If we want to compare this data to the TAIR data, we'll need to convert these accession numbers to chromosome numbers.
It looks like region
entries with a chromosome
attribute give us the mapping we need to do the conversion.
gunzip -c GCF_000001735.3_TAIR10_genomic.gff.gz \
| grep $'\tregion\t' \
| grep 'chromosome='
I also know (based on personal experience) that trans-spliced genes can cause issues with ParsEval and the GenomeTools library it links to. Let's check whether there are any trans-spliced genes annotated in this file.
gunzip -c GCF_000001735.3_TAIR10_genomic.gff.gz \
| grep $'\tgene\t' \
| grep 'trans-splicing'
There are indeed a few. So, in addition to converting sequence accession numbers to chromosome numbers, we need to filter out these trans-spliced genes so that they don't cause trouble for our comparison.

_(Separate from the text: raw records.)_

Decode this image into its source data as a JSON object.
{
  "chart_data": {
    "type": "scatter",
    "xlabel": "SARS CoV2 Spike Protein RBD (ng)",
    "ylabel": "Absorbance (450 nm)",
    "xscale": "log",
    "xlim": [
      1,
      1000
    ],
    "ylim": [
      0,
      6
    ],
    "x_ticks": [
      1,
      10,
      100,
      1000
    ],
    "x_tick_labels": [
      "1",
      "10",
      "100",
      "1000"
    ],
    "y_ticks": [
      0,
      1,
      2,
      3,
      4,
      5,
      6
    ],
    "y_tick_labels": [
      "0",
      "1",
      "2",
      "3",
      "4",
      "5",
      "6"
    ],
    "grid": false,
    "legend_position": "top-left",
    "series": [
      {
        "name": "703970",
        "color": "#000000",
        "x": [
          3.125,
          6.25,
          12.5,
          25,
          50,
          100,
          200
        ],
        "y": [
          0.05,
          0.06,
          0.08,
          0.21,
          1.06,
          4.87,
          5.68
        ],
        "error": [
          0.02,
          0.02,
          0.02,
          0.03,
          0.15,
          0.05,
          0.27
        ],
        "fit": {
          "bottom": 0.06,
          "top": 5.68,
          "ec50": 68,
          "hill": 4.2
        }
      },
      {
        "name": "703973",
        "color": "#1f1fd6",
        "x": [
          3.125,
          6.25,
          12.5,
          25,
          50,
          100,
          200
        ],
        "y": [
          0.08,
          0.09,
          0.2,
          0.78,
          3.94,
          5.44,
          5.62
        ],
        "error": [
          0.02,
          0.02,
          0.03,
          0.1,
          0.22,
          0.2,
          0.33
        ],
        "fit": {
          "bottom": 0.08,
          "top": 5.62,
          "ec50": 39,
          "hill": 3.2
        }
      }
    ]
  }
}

gunzip -c GCF_000001735.3_TAIR10_genomic.gff.gz \
| sed -e 's/NC_003070.9/Chr1/' \
-e 's/NC_003071.7/Chr2/' \
-e 's/NC_003074.8/Chr3/' \
-e 's/NC_003075.7/Chr4/' \
-e 's/NC_003076.8/Chr5/' \
| grep -v -e 'GeneID:1466250' \
-e 'GeneID:3371312' \
-e 'GeneID:3371313' \
-e 'GeneID:3890477' \
-e 'GeneID:844801' \
> ncbi.gff3
Now we should be ready to compare the two annotations using ParsEval.
Let's use the --summary
flag to suppress the locus-level reports and print out only the aggregate report.
parseval --summary tair10.gff3 ncbi.gff3 2> stderr.txt
Well, other than a couple hundred UTRs that RefSeq appears to have trimmed, the annotations are identical. That's good enough for me! I'll add a recipe for TAIR6 to GenHub, and use the existing RefSeq recipe for TAIR10.